# Problems with Multiplicative Magic Square?

1. In a multiplicative magic square of order 3 (see illustration below), the product of the three entries in each line (row, column, diagonal) are equal to a magic constant Lamda. If all the entries in a magic square of order 3 are positive integers, what are all the possible values for the magic constant lamda that are in the interval [1000, 2008]?

a b c

d e f

g h i

2. The figure below is a multiplicative magic square. If all the entries are positive integers, what is the sum of all the possible values of g?

50| b | c

---+--+---

.d | e | f

---+--+---

.g | h | 2

### 1 Answer

- ☮ VašekLv 51 decade agoFavorite Answer
1) abc = def = ghi = adg = beh = cfi = aei = ceg = λ

Take all products containing e,

def = beh = aei = ceg = λ

df = bh = ai = cg = λ/e

But

acgi = abc * ghi / (beh) * e = λe

acgi = ai * cg = λ^2/e^2

λe = λ^2/e^2

e^3 = λ

Thus λ must be a cube of a positive integer number.

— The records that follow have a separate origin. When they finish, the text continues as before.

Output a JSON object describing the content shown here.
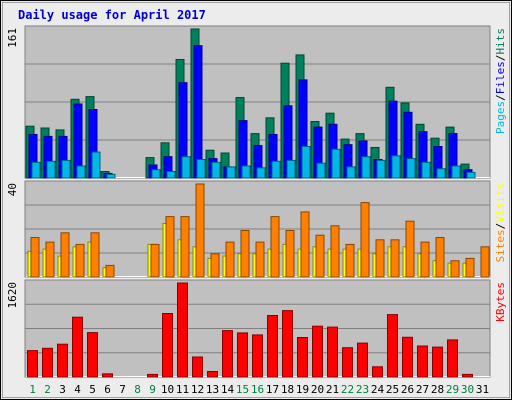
{
  "chart_data": {
    "type": "bar",
    "title": "Daily usage for April 2017",
    "colors": {
      "background": "#ececec",
      "plot": "#c0c0c0",
      "title": "#0000cc",
      "pages": "#00b7e6",
      "files": "#0000ff",
      "hits": "#00805c",
      "visits": "#ffff00",
      "sites": "#ff8000",
      "kbytes": "#ff0000",
      "weekend_day": "#008040",
      "weekday": "#000000"
    },
    "categories": [
      "1",
      "2",
      "3",
      "4",
      "5",
      "6",
      "7",
      "8",
      "9",
      "10",
      "11",
      "12",
      "13",
      "14",
      "15",
      "16",
      "17",
      "18",
      "19",
      "20",
      "21",
      "22",
      "23",
      "24",
      "25",
      "26",
      "27",
      "28",
      "29",
      "30",
      "31"
    ],
    "weekend_days": [
      "1",
      "2",
      "8",
      "9",
      "15",
      "16",
      "22",
      "23",
      "29",
      "30"
    ],
    "panels": [
      {
        "id": "usage",
        "ymax_label": "161",
        "ymax": 161,
        "legend": [
          {
            "text": "Pages",
            "color_key": "pages"
          },
          {
            "text": "Files",
            "color_key": "files"
          },
          {
            "text": "Hits",
            "color_key": "hits"
          }
        ],
        "series": [
          {
            "name": "Hits",
            "color_key": "hits",
            "values": [
              56,
              54,
              52,
              85,
              88,
              7,
              0,
              0,
              22,
              38,
              128,
              161,
              30,
              27,
              87,
              48,
              65,
              124,
              133,
              61,
              70,
              42,
              48,
              33,
              98,
              81,
              58,
              43,
              55,
              15,
              0
            ]
          },
          {
            "name": "Files",
            "color_key": "files",
            "values": [
              47,
              45,
              45,
              80,
              74,
              5,
              0,
              0,
              14,
              23,
              103,
              143,
              21,
              12,
              62,
              35,
              47,
              78,
              106,
              55,
              58,
              36,
              40,
              20,
              83,
              71,
              50,
              34,
              48,
              9,
              0
            ]
          },
          {
            "name": "Pages",
            "color_key": "pages",
            "values": [
              17,
              18,
              19,
              13,
              28,
              4,
              0,
              0,
              9,
              7,
              23,
              20,
              17,
              12,
              13,
              11,
              18,
              19,
              34,
              16,
              31,
              12,
              23,
              19,
              24,
              21,
              17,
              10,
              13,
              6,
              0
            ]
          }
        ]
      },
      {
        "id": "visits",
        "ymax_label": "40",
        "ymax": 40,
        "legend": [
          {
            "text": "Sites",
            "color_key": "sites"
          },
          {
            "text": "Visits",
            "color_key": "visits"
          }
        ],
        "series": [
          {
            "name": "Visits",
            "color_key": "visits",
            "values": [
              11,
              12,
              9,
              13,
              15,
              4,
              0,
              0,
              14,
              23,
              16,
              13,
              8,
              9,
              10,
              10,
              12,
              14,
              12,
              13,
              12,
              12,
              12,
              10,
              13,
              13,
              10,
              7,
              6,
              6,
              0
            ]
          },
          {
            "name": "Sites",
            "color_key": "sites",
            "values": [
              17,
              15,
              19,
              14,
              19,
              5,
              0,
              0,
              14,
              26,
              26,
              40,
              10,
              15,
              20,
              15,
              26,
              20,
              28,
              18,
              22,
              14,
              32,
              16,
              16,
              24,
              15,
              17,
              7,
              8,
              13
            ]
          }
        ]
      },
      {
        "id": "kbytes",
        "ymax_label": "1620",
        "ymax": 1620,
        "legend": [
          {
            "text": "KBytes",
            "color_key": "kbytes"
          }
        ],
        "series": [
          {
            "name": "KBytes",
            "color_key": "kbytes",
            "values": [
              455,
              495,
              565,
              1030,
              765,
              55,
              0,
              0,
              45,
              1095,
              1620,
              345,
              95,
              800,
              760,
              725,
              1060,
              1145,
              680,
              875,
              860,
              505,
              585,
              175,
              1075,
              685,
              535,
              515,
              640,
              45,
              0
            ]
          }
        ]
      }
    ]
  }
}
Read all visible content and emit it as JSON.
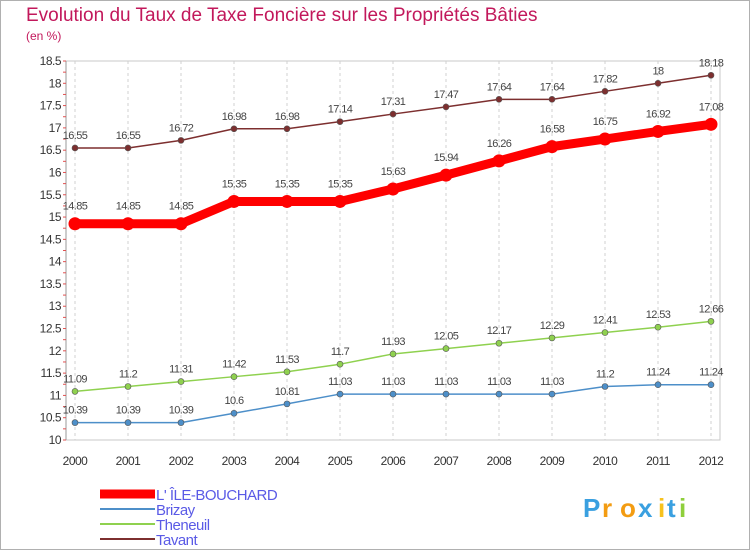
{
  "chart_data": {
    "type": "line",
    "title": "Evolution du Taux de Taxe Foncière sur les Propriétés Bâties",
    "unit_label": "(en %)",
    "categories": [
      "2000",
      "2001",
      "2002",
      "2003",
      "2004",
      "2005",
      "2006",
      "2007",
      "2008",
      "2009",
      "2010",
      "2011",
      "2012"
    ],
    "ylim": [
      10,
      18.5
    ],
    "yticks": [
      "10",
      "10.5",
      "11",
      "11.5",
      "12",
      "12.5",
      "13",
      "13.5",
      "14",
      "14.5",
      "15",
      "15.5",
      "16",
      "16.5",
      "17",
      "17.5",
      "18",
      "18.5"
    ],
    "grid": "vertical",
    "series": [
      {
        "name": "L' ÎLE-BOUCHARD",
        "color": "#ff0000",
        "emphasis": true,
        "values": [
          14.85,
          14.85,
          14.85,
          15.35,
          15.35,
          15.35,
          15.63,
          15.94,
          16.26,
          16.58,
          16.75,
          16.92,
          17.08
        ],
        "labels": [
          "14.85",
          "14.85",
          "14.85",
          "15.35",
          "15.35",
          "15.35",
          "15.63",
          "15.94",
          "16.26",
          "16.58",
          "16.75",
          "16.92",
          "17.08"
        ]
      },
      {
        "name": "Brizay",
        "color": "#4d8fc9",
        "values": [
          10.39,
          10.39,
          10.39,
          10.6,
          10.81,
          11.03,
          11.03,
          11.03,
          11.03,
          11.03,
          11.2,
          11.24,
          11.24
        ],
        "labels": [
          "10.39",
          "10.39",
          "10.39",
          "10.6",
          "10.81",
          "11.03",
          "11.03",
          "11.03",
          "11.03",
          "11.03",
          "11.2",
          "11.24",
          "11.24"
        ]
      },
      {
        "name": "Theneuil",
        "color": "#8fd14f",
        "values": [
          11.09,
          11.2,
          11.31,
          11.42,
          11.53,
          11.7,
          11.93,
          12.05,
          12.17,
          12.29,
          12.41,
          12.53,
          12.66
        ],
        "labels": [
          "11.09",
          "11.2",
          "11.31",
          "11.42",
          "11.53",
          "11.7",
          "11.93",
          "12.05",
          "12.17",
          "12.29",
          "12.41",
          "12.53",
          "12.66"
        ]
      },
      {
        "name": "Tavant",
        "color": "#7d2f2f",
        "values": [
          16.55,
          16.55,
          16.72,
          16.98,
          16.98,
          17.14,
          17.31,
          17.47,
          17.64,
          17.64,
          17.82,
          18,
          18.18
        ],
        "labels": [
          "16.55",
          "16.55",
          "16.72",
          "16.98",
          "16.98",
          "17.14",
          "17.31",
          "17.47",
          "17.64",
          "17.64",
          "17.82",
          "18",
          "18.18"
        ]
      }
    ]
  },
  "logo": {
    "letters": [
      "P",
      "r",
      "o",
      "x",
      "i",
      "t",
      "i"
    ],
    "colors": [
      "#3aa0e0",
      "#f39c12",
      "#f39c12",
      "#3aa0e0",
      "#f7c21e",
      "#3aa0e0",
      "#8fcf3c"
    ]
  }
}
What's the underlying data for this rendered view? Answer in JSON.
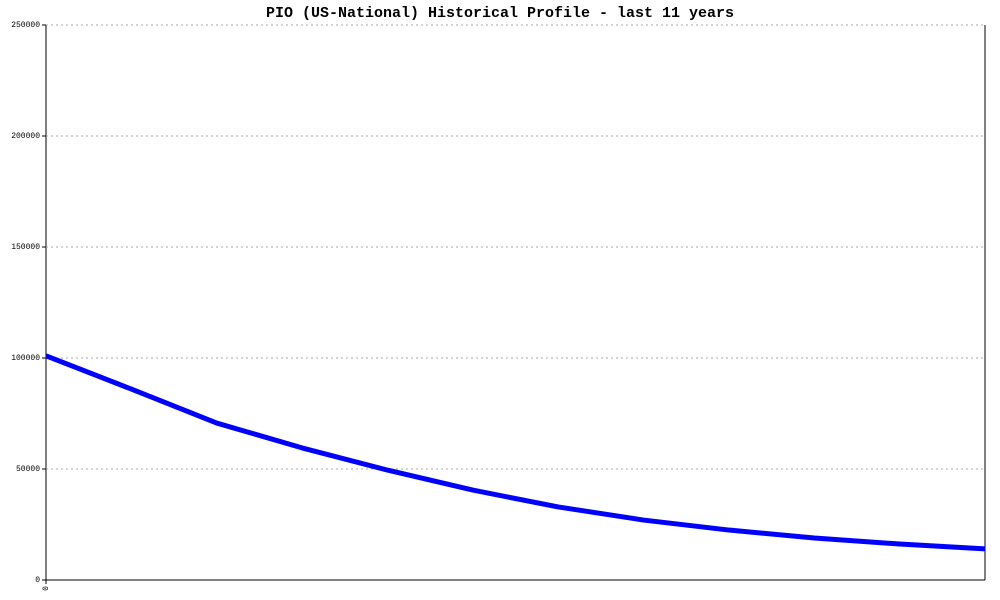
{
  "chart_data": {
    "type": "line",
    "title": "PIO (US-National) Historical Profile - last 11 years",
    "categories": [
      "0",
      null,
      null,
      null,
      null,
      null,
      null,
      null,
      null,
      null,
      null,
      null
    ],
    "values": [
      101000,
      86000,
      70700,
      59500,
      49500,
      40500,
      32900,
      27000,
      22500,
      18900,
      16200,
      14000
    ],
    "color": "#0000ff",
    "ylim": [
      0,
      250000
    ],
    "yticks": [
      0,
      50000,
      100000,
      150000,
      200000,
      250000
    ],
    "grid": true
  }
}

There are only three such numbers in [1000, 2008]:

10^3 = 1000

11^3 = 1331

12^3 = 1728.

2) Using the previous result,

bh = cg = ai = 2*50 = 100

abcghi = abc * ghi = λ^2

abcghi = ai * bh * cg = 100^3 = 10^6

=> λ = 10^3 = 1000

Now immediately

e = 10

c = 100/g

d = 20/g

h = 500/g

so g must be a divisor of gcd(500,100,20) = 20 for all of these to be integer. Let's continue to find whether there are further constraints,

f = 100/d = 5*g

b = 100/h = g/5

so g must also be a multiple of 5.

Therefore, the only possible values of g are 5, 10 and 20. Their sum is 35.